Opinião

Cada um é muita gente: A porteira da minha rua

22 jun 2025 10:10

Só lá passa quem ela deixa passar. Só à noitinha, quando há lua, ela deixa a sua rua e vai-se deitar

A minha rua é pequenina, tem lá pouca gente a morar. E, sendo uma rua pequenina, é fácil encontrar a minha vizinha que lá anda sozinha pela rua a passear. Mora quase ao fundo da rua - ou ao princípio, se olharmos de lá - numa casa baixinha, velhinha e que ainda lá está. À porta, protegida por um estore, muitas plantas pelo chão. Lá dentro, qualquer coisa de amor e uma televisão.

Imagino que ela, a minha vizinha, se senta no sofá ao final do dia a tricotar. A televisão ligada, só para ela não estar sozinha e ter alguém a acompanhar. O marido também lá anda, mas nunca se deixa ficar por ali. Ele sai de casa bem vestido, fato engomado, mãos nos bolsos ao comprido, como se fosse cantar o fado. Sim, ele já esteve por aqui. E ela lá fica na sua cantoria de quase solidão, arrumando e tricotando o dia que lhe vai passando pelo coração.

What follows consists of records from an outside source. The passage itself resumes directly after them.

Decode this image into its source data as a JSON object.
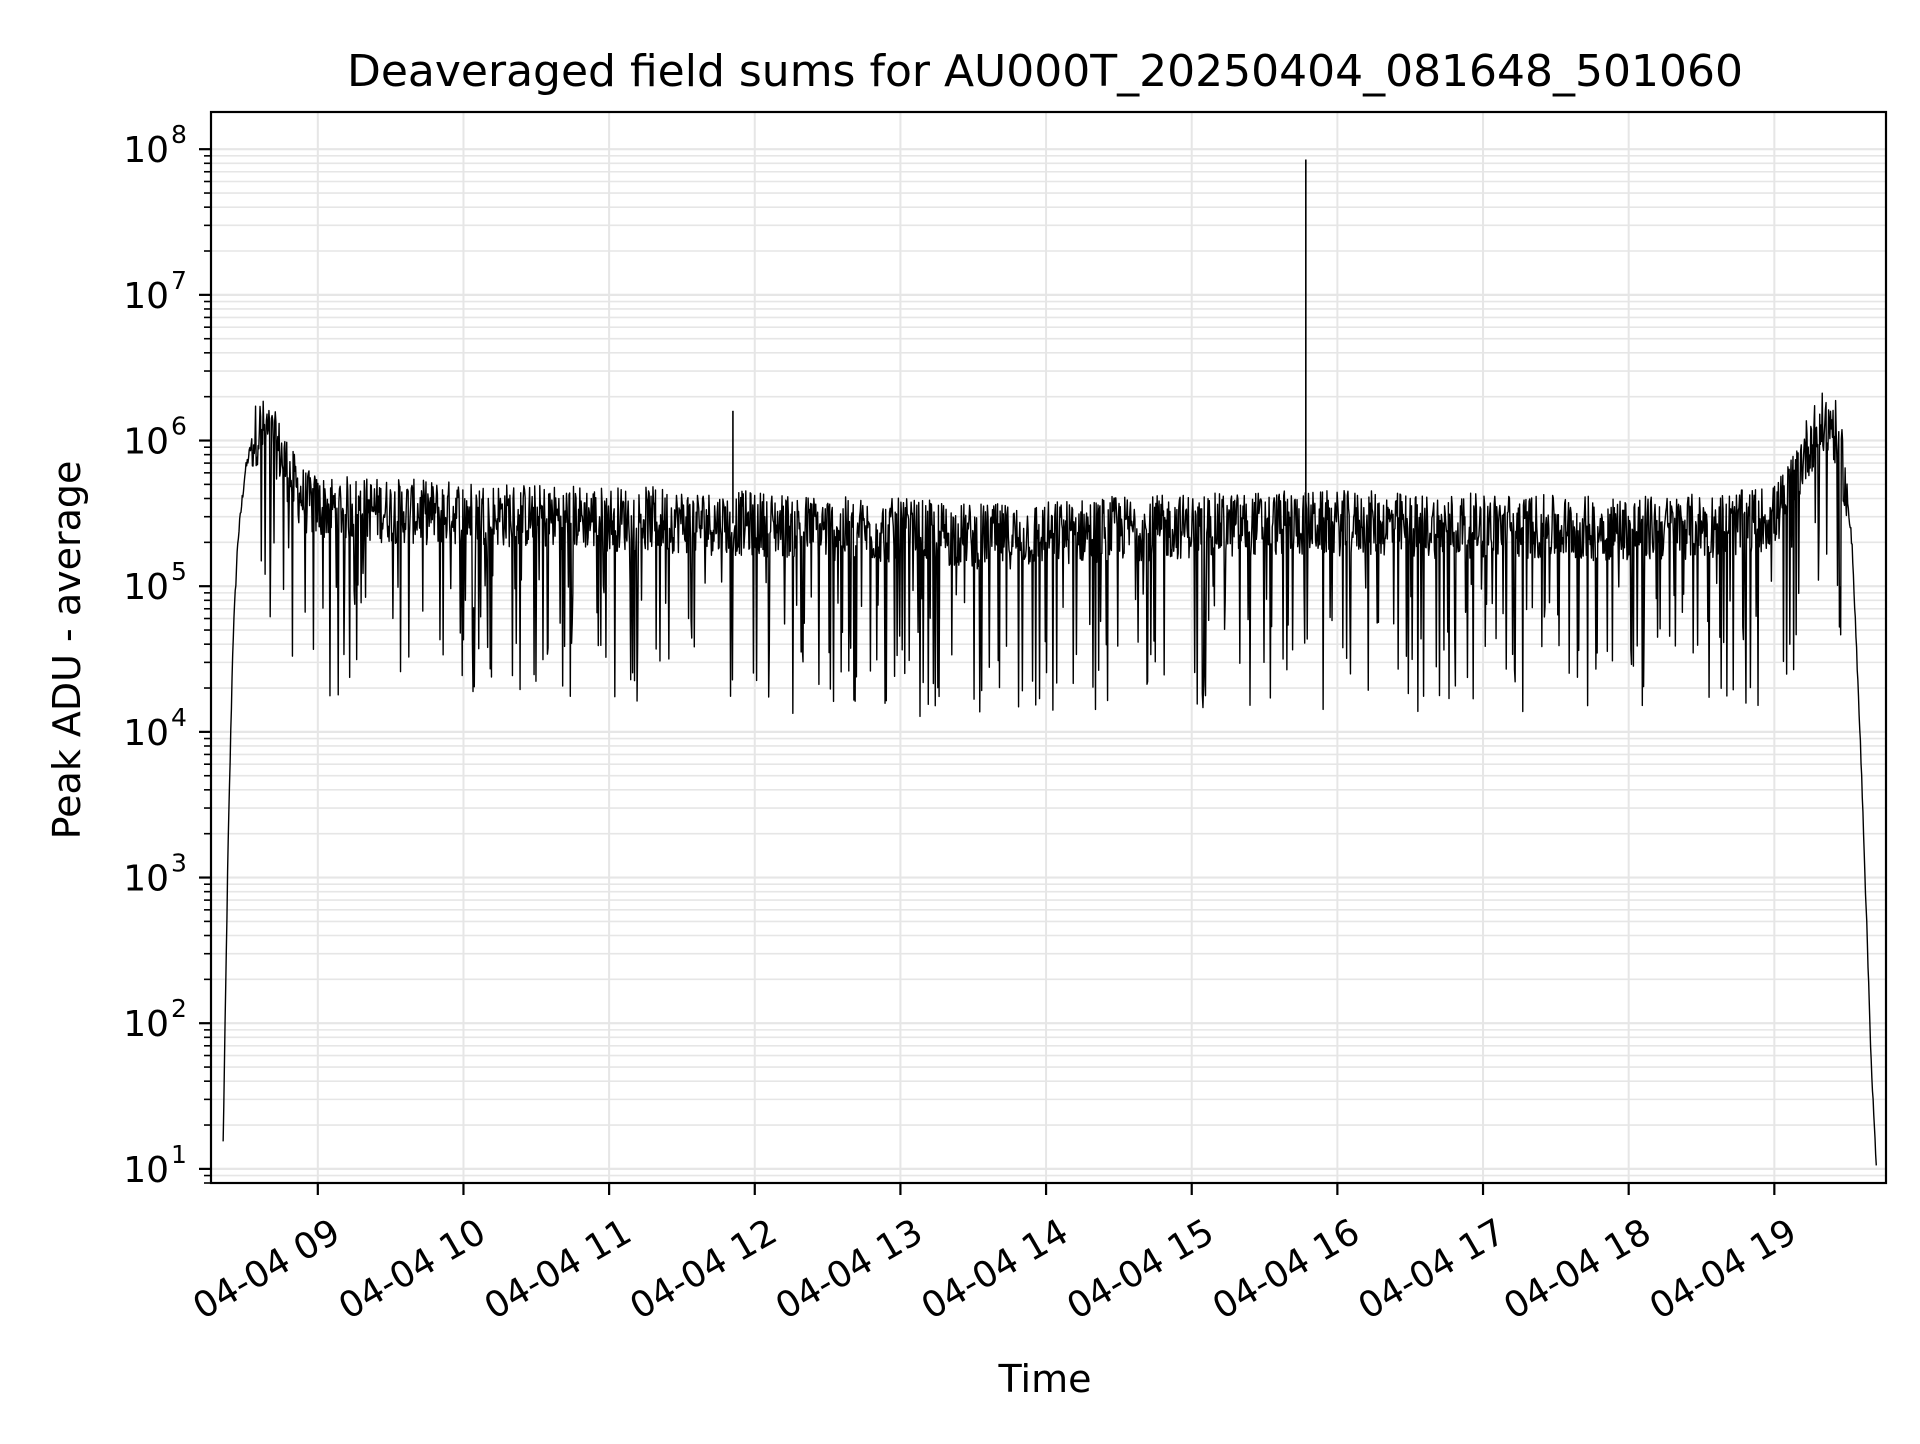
{
  "chart_data": {
    "type": "line",
    "title": "Deaveraged field sums for AU000T_20250404_081648_501060",
    "xlabel": "Time",
    "ylabel": "Peak ADU - average",
    "y_scale": "log",
    "ylim": [
      8,
      180000000
    ],
    "xlim": [
      "2025-04-04 08:16",
      "2025-04-04 19:46"
    ],
    "grid": true,
    "grid_minor": true,
    "line_color": "#000000",
    "grid_color": "#e6e6e6",
    "x_ticks": [
      {
        "value": "2025-04-04 09:00",
        "label": "04-04 09"
      },
      {
        "value": "2025-04-04 10:00",
        "label": "04-04 10"
      },
      {
        "value": "2025-04-04 11:00",
        "label": "04-04 11"
      },
      {
        "value": "2025-04-04 12:00",
        "label": "04-04 12"
      },
      {
        "value": "2025-04-04 13:00",
        "label": "04-04 13"
      },
      {
        "value": "2025-04-04 14:00",
        "label": "04-04 14"
      },
      {
        "value": "2025-04-04 15:00",
        "label": "04-04 15"
      },
      {
        "value": "2025-04-04 16:00",
        "label": "04-04 16"
      },
      {
        "value": "2025-04-04 17:00",
        "label": "04-04 17"
      },
      {
        "value": "2025-04-04 18:00",
        "label": "04-04 18"
      },
      {
        "value": "2025-04-04 19:00",
        "label": "04-04 19"
      }
    ],
    "y_ticks": [
      {
        "value": 10,
        "base": "10",
        "exp": "1"
      },
      {
        "value": 100,
        "base": "10",
        "exp": "2"
      },
      {
        "value": 1000,
        "base": "10",
        "exp": "3"
      },
      {
        "value": 10000,
        "base": "10",
        "exp": "4"
      },
      {
        "value": 100000,
        "base": "10",
        "exp": "5"
      },
      {
        "value": 1000000,
        "base": "10",
        "exp": "6"
      },
      {
        "value": 10000000,
        "base": "10",
        "exp": "7"
      },
      {
        "value": 100000000,
        "base": "10",
        "exp": "8"
      }
    ],
    "series": [
      {
        "x": [
          "2025-04-04 08:21",
          "2025-04-04 08:23",
          "2025-04-04 08:25",
          "2025-04-04 08:27",
          "2025-04-04 08:30",
          "2025-04-04 08:33",
          "2025-04-04 08:36",
          "2025-04-04 08:40",
          "2025-04-04 08:45",
          "2025-04-04 08:50",
          "2025-04-04 08:55",
          "2025-04-04 09:00",
          "2025-04-04 09:15",
          "2025-04-04 09:30",
          "2025-04-04 09:45",
          "2025-04-04 10:00",
          "2025-04-04 10:15",
          "2025-04-04 10:30",
          "2025-04-04 10:45",
          "2025-04-04 11:00",
          "2025-04-04 11:15",
          "2025-04-04 11:30",
          "2025-04-04 11:45",
          "2025-04-04 12:00",
          "2025-04-04 12:15",
          "2025-04-04 12:30",
          "2025-04-04 12:45",
          "2025-04-04 13:00",
          "2025-04-04 13:15",
          "2025-04-04 13:30",
          "2025-04-04 13:45",
          "2025-04-04 14:00",
          "2025-04-04 14:15",
          "2025-04-04 14:30",
          "2025-04-04 14:45",
          "2025-04-04 15:00",
          "2025-04-04 15:15",
          "2025-04-04 15:30",
          "2025-04-04 15:45",
          "2025-04-04 16:00",
          "2025-04-04 16:15",
          "2025-04-04 16:30",
          "2025-04-04 16:45",
          "2025-04-04 17:00",
          "2025-04-04 17:15",
          "2025-04-04 17:30",
          "2025-04-04 17:45",
          "2025-04-04 18:00",
          "2025-04-04 18:15",
          "2025-04-04 18:30",
          "2025-04-04 18:45",
          "2025-04-04 19:00",
          "2025-04-04 19:05",
          "2025-04-04 19:10",
          "2025-04-04 19:15",
          "2025-04-04 19:19",
          "2025-04-04 19:23",
          "2025-04-04 19:27",
          "2025-04-04 19:32",
          "2025-04-04 19:36",
          "2025-04-04 19:40",
          "2025-04-04 19:42"
        ],
        "y": [
          15,
          1500,
          40000,
          200000,
          600000,
          1000000,
          1200000,
          1100000,
          800000,
          500000,
          380000,
          350000,
          340000,
          330000,
          320000,
          320000,
          310000,
          300000,
          300000,
          290000,
          290000,
          280000,
          270000,
          270000,
          260000,
          250000,
          240000,
          240000,
          230000,
          220000,
          220000,
          230000,
          240000,
          250000,
          250000,
          260000,
          260000,
          270000,
          270000,
          270000,
          270000,
          260000,
          260000,
          260000,
          260000,
          250000,
          250000,
          250000,
          250000,
          260000,
          270000,
          300000,
          400000,
          650000,
          1000000,
          1250000,
          1300000,
          1000000,
          200000,
          5000,
          50,
          10
        ],
        "spikes": [
          {
            "x": "2025-04-04 11:51",
            "y": 1600000
          },
          {
            "x": "2025-04-04 15:47",
            "y": 85000000
          }
        ],
        "noise_floor_approx": 20000
      }
    ]
  }
}
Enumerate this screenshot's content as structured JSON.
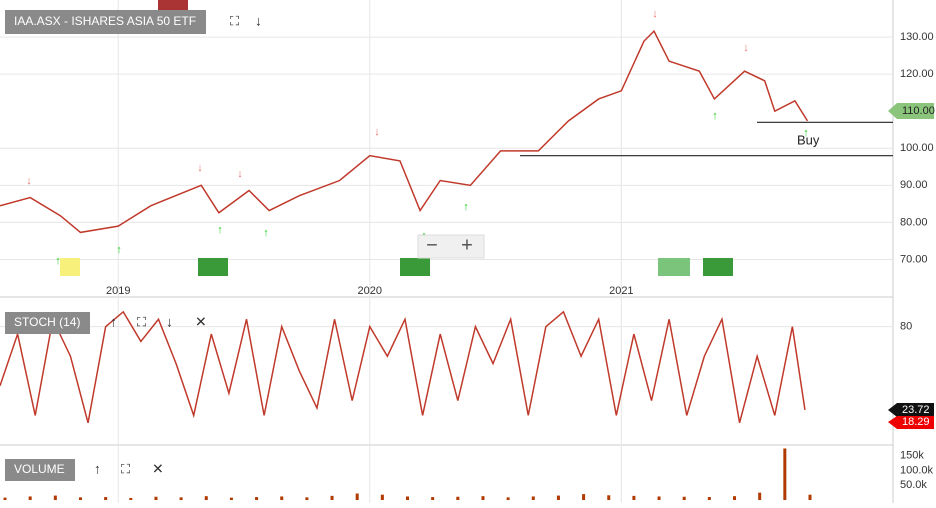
{
  "chart_data": [
    {
      "type": "line",
      "title": "IAA.ASX - ISHARES ASIA 50 ETF",
      "annotation": "Buy",
      "price_tag": "110.00",
      "x": [
        2018.53,
        2018.65,
        2018.77,
        2018.85,
        2019.0,
        2019.13,
        2019.33,
        2019.4,
        2019.52,
        2019.6,
        2019.72,
        2019.88,
        2020.0,
        2020.12,
        2020.2,
        2020.28,
        2020.4,
        2020.52,
        2020.67,
        2020.79,
        2020.91,
        2021.0,
        2021.09,
        2021.13,
        2021.19,
        2021.31,
        2021.37,
        2021.49,
        2021.57,
        2021.61,
        2021.69,
        2021.74
      ],
      "series": [
        {
          "color": "#c0392b",
          "values": [
            84.5,
            86.7,
            81.8,
            77.3,
            79,
            84.5,
            90,
            82.6,
            88.6,
            83.2,
            87.2,
            91.3,
            98,
            96.6,
            83.2,
            91.3,
            90,
            99.3,
            99.3,
            107.4,
            113.3,
            115.5,
            128.9,
            131.6,
            123.5,
            120.8,
            113.3,
            120.8,
            118.2,
            110,
            112.8,
            107.4
          ]
        }
      ],
      "levels": [
        107,
        98
      ],
      "xlim": [
        2018.53,
        2022.08
      ],
      "xticks": [
        2019,
        2020,
        2021
      ],
      "ylim": [
        65,
        140
      ],
      "yticks": [
        {
          "value": 70,
          "label": "70.00"
        },
        {
          "value": 80,
          "label": "80.00"
        },
        {
          "value": 90,
          "label": "90.00"
        },
        {
          "value": 100,
          "label": "100.00"
        },
        {
          "value": 120,
          "label": "120.00"
        },
        {
          "value": 130,
          "label": "130.00"
        }
      ],
      "grid": true
    },
    {
      "type": "line",
      "title": "STOCH (14)",
      "tags": [
        "23.72",
        "18.29"
      ],
      "x": [
        2018.53,
        2018.6,
        2018.67,
        2018.74,
        2018.81,
        2018.88,
        2018.95,
        2019.02,
        2019.09,
        2019.16,
        2019.23,
        2019.3,
        2019.37,
        2019.44,
        2019.51,
        2019.58,
        2019.65,
        2019.72,
        2019.79,
        2019.86,
        2019.93,
        2020.0,
        2020.07,
        2020.14,
        2020.21,
        2020.28,
        2020.35,
        2020.42,
        2020.49,
        2020.56,
        2020.63,
        2020.7,
        2020.77,
        2020.84,
        2020.91,
        2020.98,
        2021.05,
        2021.12,
        2021.19,
        2021.26,
        2021.33,
        2021.4,
        2021.47,
        2021.54,
        2021.61,
        2021.68,
        2021.73
      ],
      "series": [
        {
          "color": "#c0392b",
          "values": [
            40,
            75,
            20,
            85,
            60,
            15,
            80,
            90,
            70,
            85,
            55,
            20,
            75,
            35,
            85,
            20,
            80,
            50,
            25,
            85,
            30,
            80,
            60,
            85,
            20,
            75,
            30,
            80,
            55,
            85,
            20,
            80,
            90,
            60,
            85,
            20,
            75,
            30,
            85,
            20,
            60,
            85,
            15,
            60,
            20,
            80,
            23.72
          ]
        }
      ],
      "xlim": [
        2018.53,
        2022.08
      ],
      "ylim": [
        0,
        98
      ],
      "yticks": [
        80
      ],
      "grid": true
    },
    {
      "type": "bar",
      "title": "VOLUME",
      "x": [
        2018.55,
        2018.65,
        2018.75,
        2018.85,
        2018.95,
        2019.05,
        2019.15,
        2019.25,
        2019.35,
        2019.45,
        2019.55,
        2019.65,
        2019.75,
        2019.85,
        2019.95,
        2020.05,
        2020.15,
        2020.25,
        2020.35,
        2020.45,
        2020.55,
        2020.65,
        2020.75,
        2020.85,
        2020.95,
        2021.05,
        2021.15,
        2021.25,
        2021.35,
        2021.45,
        2021.55,
        2021.65,
        2021.75
      ],
      "values": [
        8000,
        12000,
        15000,
        9000,
        10000,
        7000,
        11000,
        9000,
        13000,
        8000,
        10000,
        12000,
        9000,
        14000,
        22000,
        18000,
        12000,
        10000,
        11000,
        13000,
        9000,
        12000,
        15000,
        20000,
        16000,
        14000,
        12000,
        11000,
        10000,
        13000,
        25000,
        175000,
        18000
      ],
      "color": "#b03a00",
      "xlim": [
        2018.53,
        2022.08
      ],
      "ylim": [
        0,
        180000
      ],
      "yticks": [
        {
          "value": 50000,
          "label": "50.0k"
        },
        {
          "value": 100000,
          "label": "100.0k"
        },
        {
          "value": 150000,
          "label": "150k"
        }
      ]
    }
  ]
}
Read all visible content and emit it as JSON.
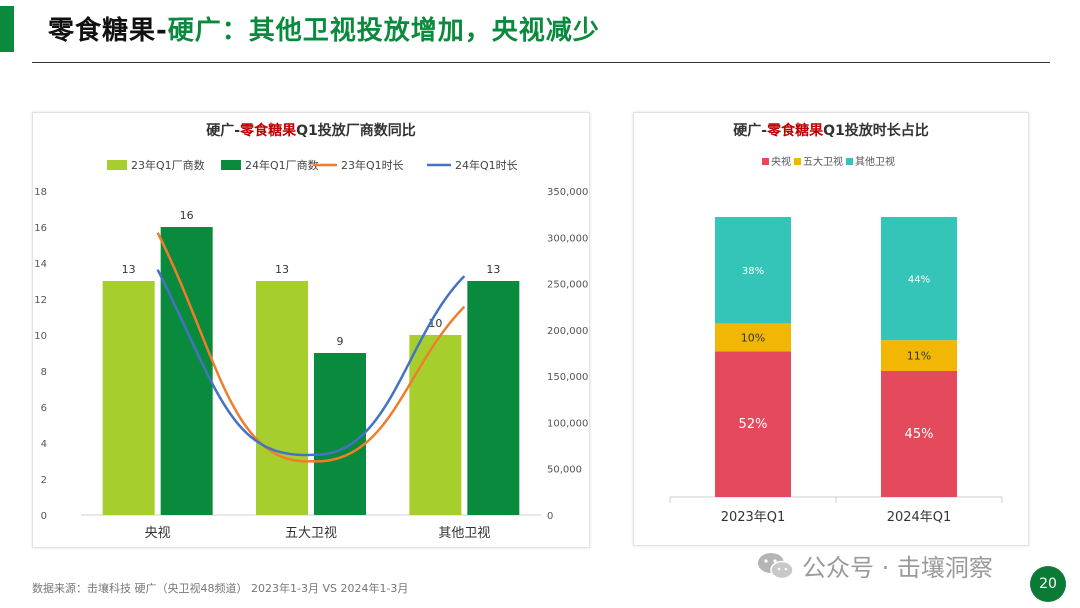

Quando ela sai, sai devagarinho, sem aleijar. Olha a leste, olha a poente, sente o vento quente e deixa-se levar. A rua é também pequenina para ela que, por ela, caminha toda a manhã. Conhece-a pela janela, cada vaso, cada pedrinha, cada pedacinho de lã que, não sendo, assim parece tal é o jeito que ela, percorrendo, dá aos pés que, no chão batendo, fazem dela guardiã. Ela é como se fosse a porteira daquela rua. Só lá passa quem ela deixa passar.

Só à noitinha, quando há lua, ela deixa a rua da sua rua e vai-se deitar. De noite, passa quem quiser. A minha rua não dorme, mas dorme a mulher. E a noite tem gatos e gente e gente que se parece com gatos e gatos que não são menos do que gente. É a mesma rua, sendo tão diferente.

De manhã, a minha rua só desperta quando a minha vizinha sai pela porta aberta e faz a vistoria. As plantas ainda lá estão. A lua é que não, que já é dia. E há gente a passar, uns miúdos a namorar e gatinhos e passarinhos e carros - só um ou dois.

A minha rua, pela fresquinha, tem sempre a minha vizinha e o fumo adolescente de alguns cigarros. E, depois, quando já não há ninguém ali, a minha rua renasce numa vida diferente. A minha vizinha pouco sorri, mas caminha contente. E anda por ali, como se ela fosse toda a gente.